White House honors UMSL alumna for STEM outreach to minorities
The science outreach efforts of a University of Missouri–St. Louis alumna have caught the attention of the White House.
It recently named Danielle Lee one of 10 “Champions of Change” for her work to support and accelerate science, technology, engineering and math opportunities for African American students, schools and communities. Lee earned her doctorate in biology from UMSL in 2010.
Lee is a self-styled “urban scientist” whose outreach efforts emphasize sharing science to general audiences, particularly under-served groups, via social media. She is a dominant presence on Twitter, and she writes a popular blog for Scientific American.
Her blog, “The Urban Scientist,” is hosted by the Scientific American Blog Network. In it she writes about her own research, urban ecology, evolutionary biology and diversity in the sciences.
Her current research finds her frequently traveling to Tanzania where her fieldwork involves examining the behavior of African Giant Pouched Rats. The rats have an acute sense of smell and are used in Africa to sniff out landmines. Every year, landmines kill 15,000 to 20,000 people, according to the United Nations.
Lee’s dynamic personality and research have attracted a lot of media attention; from National Public Radio to a recent article in OZY, an online news and culture magazine, which is also a partner of USA Today and NPR.

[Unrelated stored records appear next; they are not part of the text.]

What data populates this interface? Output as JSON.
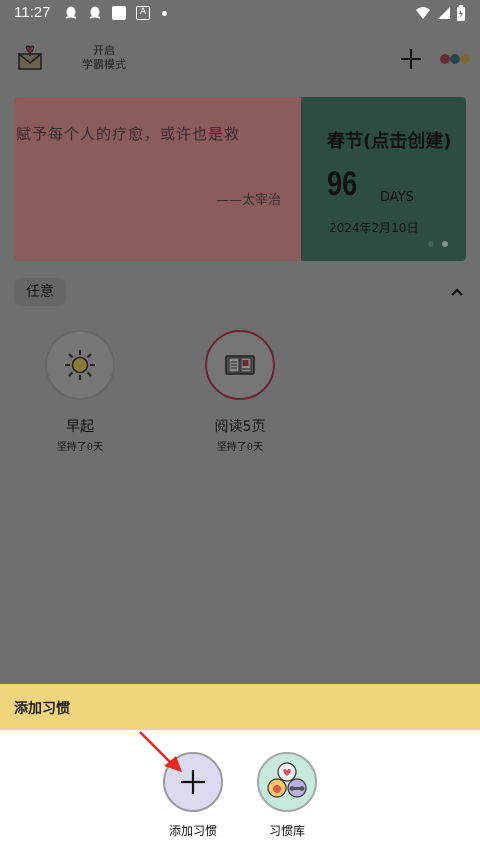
{
  "status_bar": {
    "time": "11:27",
    "badge_letter": "A"
  },
  "header": {
    "mode_toggle_line1": "开启",
    "mode_toggle_line2": "学霸模式"
  },
  "banner": {
    "quote": "赋予每个人的疗愈，或许也是救",
    "author": "——太宰治",
    "event_title": "春节(点击创建)",
    "event_count": "96",
    "event_unit": "DAYS",
    "event_date": "2024年2月10日"
  },
  "filter": {
    "chip_label": "任意"
  },
  "habits": [
    {
      "name": "早起",
      "streak": "坚持了0天",
      "icon": "sun-icon"
    },
    {
      "name": "阅读5页",
      "streak": "坚持了0天",
      "icon": "book-icon"
    }
  ],
  "sheet": {
    "title": "添加习惯",
    "options": [
      {
        "label": "添加习惯",
        "icon": "plus-icon"
      },
      {
        "label": "习惯库",
        "icon": "habit-library-icon"
      }
    ]
  },
  "colors": {
    "overlay_bg": "#6f6f6f",
    "quote_panel": "#8a5c5c",
    "event_panel": "#2e4d42",
    "sheet_header": "#f0d57c",
    "arrow": "#e8281e"
  }
}
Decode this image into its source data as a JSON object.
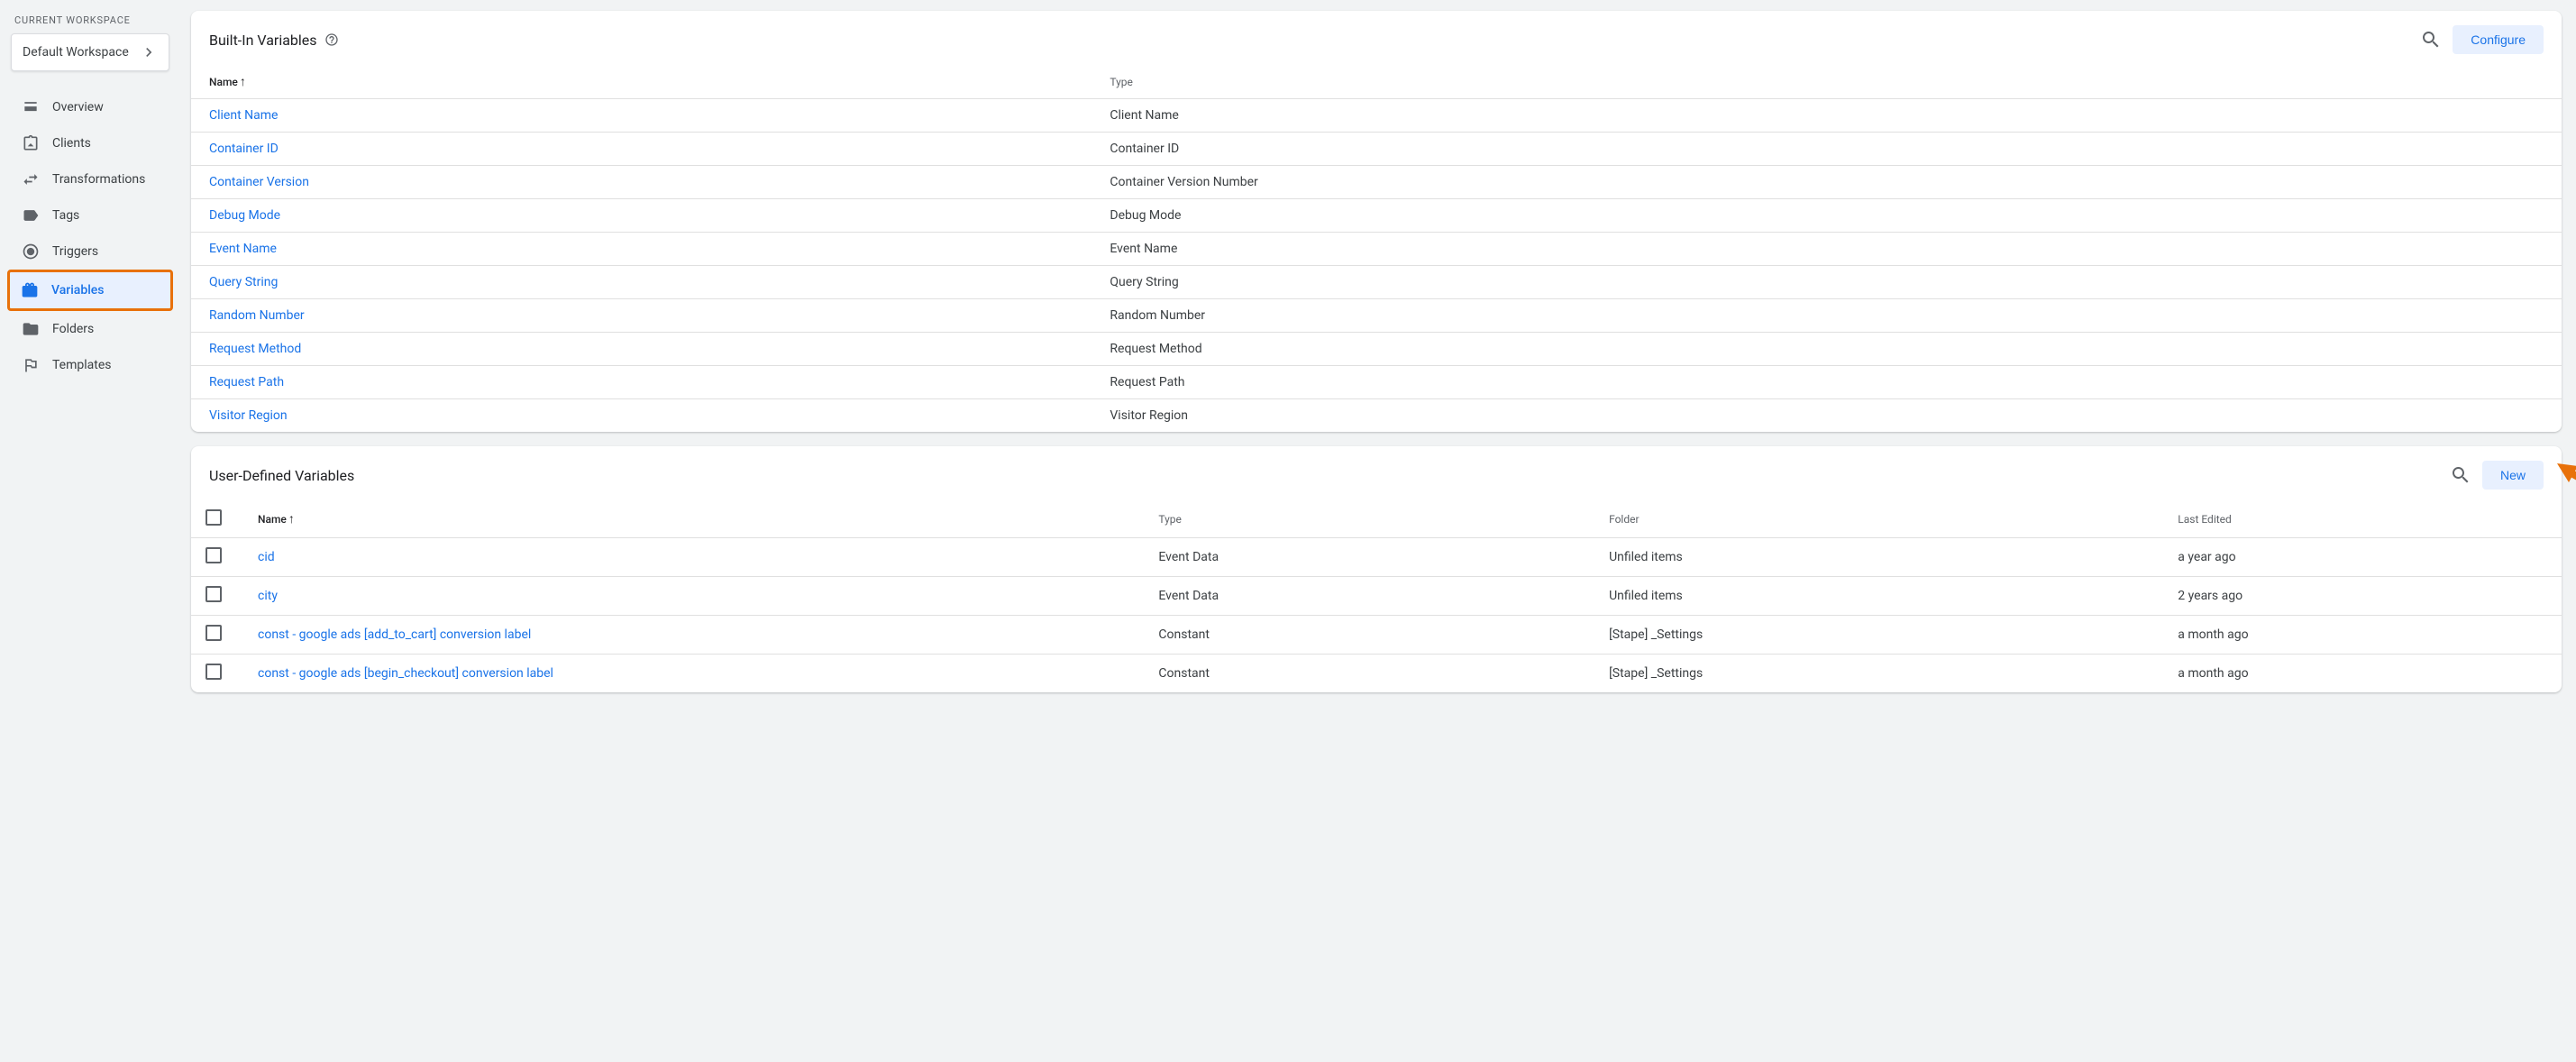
{
  "sidebar": {
    "current_workspace_label": "CURRENT WORKSPACE",
    "workspace_name": "Default Workspace",
    "nav_items": [
      {
        "label": "Overview",
        "icon": "overview"
      },
      {
        "label": "Clients",
        "icon": "clients"
      },
      {
        "label": "Transformations",
        "icon": "transformations"
      },
      {
        "label": "Tags",
        "icon": "tags"
      },
      {
        "label": "Triggers",
        "icon": "triggers"
      },
      {
        "label": "Variables",
        "icon": "variables",
        "active": true
      },
      {
        "label": "Folders",
        "icon": "folders"
      },
      {
        "label": "Templates",
        "icon": "templates"
      }
    ]
  },
  "builtin": {
    "title": "Built-In Variables",
    "configure_label": "Configure",
    "columns": {
      "name": "Name",
      "type": "Type"
    },
    "rows": [
      {
        "name": "Client Name",
        "type": "Client Name"
      },
      {
        "name": "Container ID",
        "type": "Container ID"
      },
      {
        "name": "Container Version",
        "type": "Container Version Number"
      },
      {
        "name": "Debug Mode",
        "type": "Debug Mode"
      },
      {
        "name": "Event Name",
        "type": "Event Name"
      },
      {
        "name": "Query String",
        "type": "Query String"
      },
      {
        "name": "Random Number",
        "type": "Random Number"
      },
      {
        "name": "Request Method",
        "type": "Request Method"
      },
      {
        "name": "Request Path",
        "type": "Request Path"
      },
      {
        "name": "Visitor Region",
        "type": "Visitor Region"
      }
    ]
  },
  "user_defined": {
    "title": "User-Defined Variables",
    "new_label": "New",
    "columns": {
      "name": "Name",
      "type": "Type",
      "folder": "Folder",
      "last_edited": "Last Edited"
    },
    "rows": [
      {
        "name": "cid",
        "type": "Event Data",
        "folder": "Unfiled items",
        "last_edited": "a year ago"
      },
      {
        "name": "city",
        "type": "Event Data",
        "folder": "Unfiled items",
        "last_edited": "2 years ago"
      },
      {
        "name": "const - google ads [add_to_cart] conversion label",
        "type": "Constant",
        "folder": "[Stape] _Settings",
        "last_edited": "a month ago"
      },
      {
        "name": "const - google ads [begin_checkout] conversion label",
        "type": "Constant",
        "folder": "[Stape] _Settings",
        "last_edited": "a month ago"
      }
    ]
  }
}
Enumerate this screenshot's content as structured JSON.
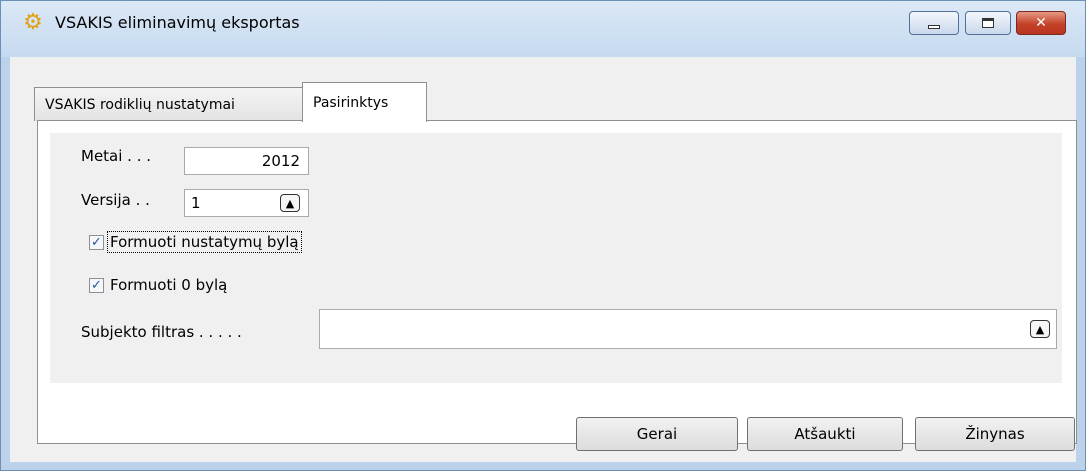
{
  "window": {
    "title": "VSAKIS eliminavimų eksportas",
    "icon": "gear-icon",
    "controls": {
      "minimize": "minimize-icon",
      "maximize": "maximize-icon",
      "close": "✕"
    }
  },
  "tabs": [
    {
      "label": "VSAKIS rodiklių nustatymai",
      "active": false
    },
    {
      "label": "Pasirinktys",
      "active": true
    }
  ],
  "form": {
    "metai": {
      "label": "Metai . . .",
      "value": "2012"
    },
    "versija": {
      "label": "Versija . .",
      "value": "1"
    },
    "checkbox_nustatymu": {
      "label": "Formuoti nustatymų bylą",
      "checked": true
    },
    "checkbox_zero": {
      "label": "Formuoti 0 bylą",
      "checked": true
    },
    "subjekto_filtras": {
      "label": "Subjekto filtras . . . . .",
      "value": ""
    }
  },
  "buttons": {
    "gerai": "Gerai",
    "atsaukti": "Atšaukti",
    "zinynas": "Žinynas"
  }
}
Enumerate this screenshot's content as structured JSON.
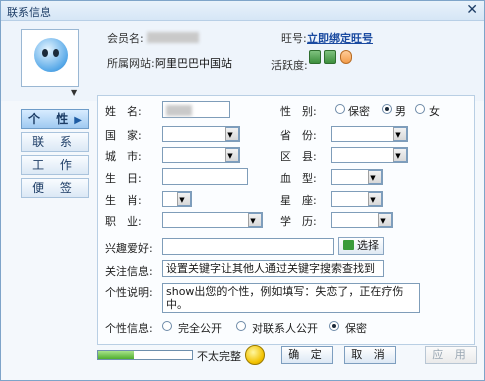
{
  "window": {
    "title": "联系信息"
  },
  "header": {
    "member_label": "会员名:",
    "site_label": "所属网站:",
    "site_value": "阿里巴巴中国站",
    "wangwang_label": "旺号:",
    "wangwang_link": "立即绑定旺号",
    "activity_label": "活跃度:"
  },
  "tabs": [
    "个 性",
    "联 系",
    "工 作",
    "便 签"
  ],
  "form": {
    "name_label": "姓　名:",
    "gender_label": "性　别:",
    "gender_options": [
      "保密",
      "男",
      "女"
    ],
    "gender_selected": "男",
    "country_label": "国　家:",
    "province_label": "省　份:",
    "city_label": "城　市:",
    "district_label": "区　县:",
    "birthday_label": "生　日:",
    "blood_label": "血　型:",
    "zodiac_label": "生　肖:",
    "constellation_label": "星　座:",
    "job_label": "职　业:",
    "education_label": "学　历:",
    "hobby_label": "兴趣爱好:",
    "choose_button": "选择",
    "focus_label": "关注信息:",
    "focus_value": "设置关键字让其他人通过关键字搜索查找到",
    "desc_label": "个性说明:",
    "desc_value": "show出您的个性，例如填写：失恋了，正在疗伤中。",
    "privacy_label": "个性信息:",
    "privacy_options": [
      "完全公开",
      "对联系人公开",
      "保密"
    ],
    "privacy_selected": "保密"
  },
  "footer": {
    "progress_label": "不太完整",
    "progress_fraction": 0.38,
    "ok": "确 定",
    "cancel": "取 消",
    "apply": "应 用"
  },
  "icons": {
    "close": "close-icon",
    "dropdown": "chevron-down-icon"
  }
}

“Becoming a scientist meant I no longer had to wait for someone to give me the answer,” Lee said in the OZY article “Danielle Lee: Urban Scientist, Hip-Hop Maven, Genius.”
In the same article Lee’s research work on rats is heralded by her former PhD adviser and Founders Professor of Biology at UMSL, Zuleyma Tang-Martinez, who said it “has the potential for greatly affecting how people think about animal personalities.”